I study strategic bidding behaviour in three pay-as-bid multi-object auctions: a Product-Mix auction, a sequential auction, and a simultaneous auction. In a theoretical model, bidders are assumed to behave optimally, i.e. are maximising their expected surplus. This model predicts that, in equilibrium, the Product-Mix and the sequential format perform nearly identically with respect to bidder surplus, revenue, and welfare. The simultaneous auction performs only slightly worse than the other two formats. I test if the equivalences hold up in a virtual lab experiment. I consider a bidding environment identical to the theoretical model of an asymmetric market, but also study a bidding environment with symmetric bidders, a more general setting for which current Bayes-Nash equilibrium models cannot make predictions. The empirical results are mostly in stark contrast with predictions of the theory: the Product-Mix auction outperforms both other formats in bidder surplus and welfare, while the simultaneous auction generates the highest revenue. In the market with symmetric bidders, these results are much more pronounced: payoffs in the PMA are 90% (156%) higher than in the sequential (simultaneous) auction, and efficiency is 12% higher.

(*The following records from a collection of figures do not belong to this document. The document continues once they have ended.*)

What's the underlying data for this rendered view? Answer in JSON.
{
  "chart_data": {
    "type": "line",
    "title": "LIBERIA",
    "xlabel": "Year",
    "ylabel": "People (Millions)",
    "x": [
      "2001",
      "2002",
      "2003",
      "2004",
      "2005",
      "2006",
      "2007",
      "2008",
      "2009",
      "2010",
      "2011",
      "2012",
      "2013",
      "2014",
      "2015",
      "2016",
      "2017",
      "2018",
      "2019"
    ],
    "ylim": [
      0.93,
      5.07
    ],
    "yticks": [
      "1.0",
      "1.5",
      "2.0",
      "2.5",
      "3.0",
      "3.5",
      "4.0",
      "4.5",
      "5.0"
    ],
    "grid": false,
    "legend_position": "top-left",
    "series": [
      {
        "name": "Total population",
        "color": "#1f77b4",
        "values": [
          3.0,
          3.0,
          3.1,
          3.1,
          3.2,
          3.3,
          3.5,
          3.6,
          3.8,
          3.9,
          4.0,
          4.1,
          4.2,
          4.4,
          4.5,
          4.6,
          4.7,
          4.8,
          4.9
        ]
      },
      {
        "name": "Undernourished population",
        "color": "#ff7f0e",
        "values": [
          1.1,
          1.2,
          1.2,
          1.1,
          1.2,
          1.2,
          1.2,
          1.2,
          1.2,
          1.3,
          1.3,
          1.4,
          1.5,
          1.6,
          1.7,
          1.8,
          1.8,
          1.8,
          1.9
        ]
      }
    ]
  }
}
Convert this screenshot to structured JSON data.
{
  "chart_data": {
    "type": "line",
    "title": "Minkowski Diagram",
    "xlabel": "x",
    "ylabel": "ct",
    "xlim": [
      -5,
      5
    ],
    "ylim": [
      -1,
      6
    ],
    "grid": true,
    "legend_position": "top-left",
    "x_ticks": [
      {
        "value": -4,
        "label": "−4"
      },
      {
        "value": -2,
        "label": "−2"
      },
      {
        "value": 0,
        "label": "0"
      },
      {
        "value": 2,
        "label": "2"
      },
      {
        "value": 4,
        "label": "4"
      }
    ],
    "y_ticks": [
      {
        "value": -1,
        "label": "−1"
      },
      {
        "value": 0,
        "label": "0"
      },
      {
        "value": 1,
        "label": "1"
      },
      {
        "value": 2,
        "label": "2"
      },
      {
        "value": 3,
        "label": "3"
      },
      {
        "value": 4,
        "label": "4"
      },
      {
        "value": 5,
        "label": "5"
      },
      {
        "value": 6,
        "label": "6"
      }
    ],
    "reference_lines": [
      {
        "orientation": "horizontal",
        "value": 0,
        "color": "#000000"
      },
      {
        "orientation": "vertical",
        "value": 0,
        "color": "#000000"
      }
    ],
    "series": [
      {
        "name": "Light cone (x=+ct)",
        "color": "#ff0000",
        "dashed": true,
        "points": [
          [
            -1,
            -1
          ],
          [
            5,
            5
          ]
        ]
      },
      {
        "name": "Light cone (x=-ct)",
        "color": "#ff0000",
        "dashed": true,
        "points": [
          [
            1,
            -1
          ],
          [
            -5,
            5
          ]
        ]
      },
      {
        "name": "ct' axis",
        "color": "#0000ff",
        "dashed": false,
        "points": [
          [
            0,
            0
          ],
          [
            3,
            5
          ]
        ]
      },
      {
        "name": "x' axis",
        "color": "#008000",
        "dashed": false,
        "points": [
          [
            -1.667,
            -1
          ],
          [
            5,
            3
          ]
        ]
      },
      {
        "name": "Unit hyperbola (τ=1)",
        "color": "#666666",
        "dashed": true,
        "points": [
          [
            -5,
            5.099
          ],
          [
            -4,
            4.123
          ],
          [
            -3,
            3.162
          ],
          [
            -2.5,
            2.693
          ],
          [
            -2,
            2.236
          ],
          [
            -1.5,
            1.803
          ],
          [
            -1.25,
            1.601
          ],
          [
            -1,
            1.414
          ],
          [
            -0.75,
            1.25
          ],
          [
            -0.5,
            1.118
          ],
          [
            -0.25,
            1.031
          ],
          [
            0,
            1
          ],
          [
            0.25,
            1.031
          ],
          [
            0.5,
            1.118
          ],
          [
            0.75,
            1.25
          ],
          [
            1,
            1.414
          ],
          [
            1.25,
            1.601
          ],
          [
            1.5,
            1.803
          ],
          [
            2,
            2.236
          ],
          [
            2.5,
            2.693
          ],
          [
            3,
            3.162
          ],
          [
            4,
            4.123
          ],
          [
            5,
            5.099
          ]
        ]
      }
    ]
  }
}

I study equilibria in Product-Mix, sequential, and simultaneous auctions, which are used to sell differentiated, indivisible goods. A flexible bidder with unit demand, interested in buying any of the goods, competes against several inflexible bidders, each interested in only one specific good. For first-price and second-price payments, I obtain theoretical results on equilibrium bidding, and compare efficiency, revenue, and bidder surplus numerically. Differences in outcomes between Product-Mix and sequential auctions are small for a range of value distributions. The simultaneous auction performs worst in all dimensions, and differences in performance vary substantially with the degree of competition the flexible bidder faces.